M also wanted me to paint more colorful artwork. No dark and dreary stuff. But when I'm depressed, dark and dreary is what I do. He doesn't want me to get stuck in a rut and perpetuate the depression. And I understand and can appreciate that. So I did a painting today - my first of the new year. It's titled "Follow Me", 5in X 7in, watercolor and ink.


So yeah. It's not very colorful. And one may argue that it's dark and dreary. But it's not! I swear! It's a hopeful piece! The dove represents the Holy Spirit, beckoning me to follow. And it has sparrows - a symbol of hope for me. So it's actually not dark and dreary, even though it's not colorful. I'll, of course, show it to M (along with any other artwork I do) the next time I see him. 

Work has been stupidly busy still. I don't know where all these pregnant ladies are coming from. It's ridiculous though. I'm still struggling at work with my mood. Mostly I'm withdrawn and flat. Yesterday I was super cranky though. Woke up cranky, got to work and was even more cranky (because it was a shit show when I got there), stayed cranky throughout the day. On top of being withdrawn and flat. It wasn't that fun. 

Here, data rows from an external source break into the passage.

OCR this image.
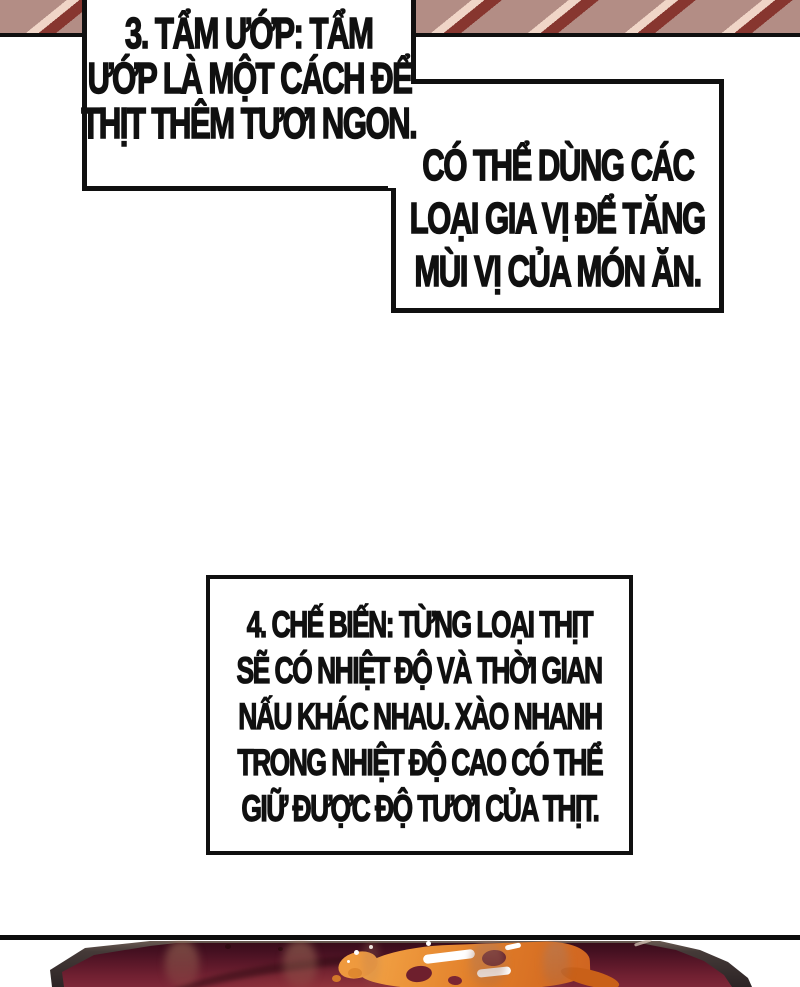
3. TẨM ƯỚP: TẨM
ƯỚP LÀ MỘT CÁCH ĐỂ
THỊT THÊM TƯƠI NGON.
CÓ THỂ DÙNG CÁC
LOẠI GIA VỊ ĐỂ TĂNG
MÙI VỊ CỦA MÓN ĂN.
4. CHẾ BIẾN: TỪNG LOẠI THỊT
SẼ CÓ NHIỆT ĐỘ VÀ THỜI GIAN
NẤU KHÁC NHAU. XÀO NHANH
TRONG NHIỆT ĐỘ CAO CÓ THỂ
GIỮ ĐƯỢC ĐỘ TƯƠI CỦA THỊT.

I've still been consistent with working out. I'm on my spin bike every day I'm off and have been getting to the gym to lift as well. I'm trying to get my butt up early enough to get on the spin bike before work, but as of yet I have not. My bed is just too comfy and warm. Hopefully I'll get there though. 

I'm still not eating much. Mostly protein shakes and then dinner. I still have no appetite, nothing really sounds good to eat, and I don't feel like eating. I get physically hungry - don't get me wrong - but I just don't feel like eating. And then after a while the hunger pangs go away. So I forget about it. This isn't the best thing to be doing, but right now I can't help it. 

That's all I have for today. I think I'm going to take a nice nap. Naps are good.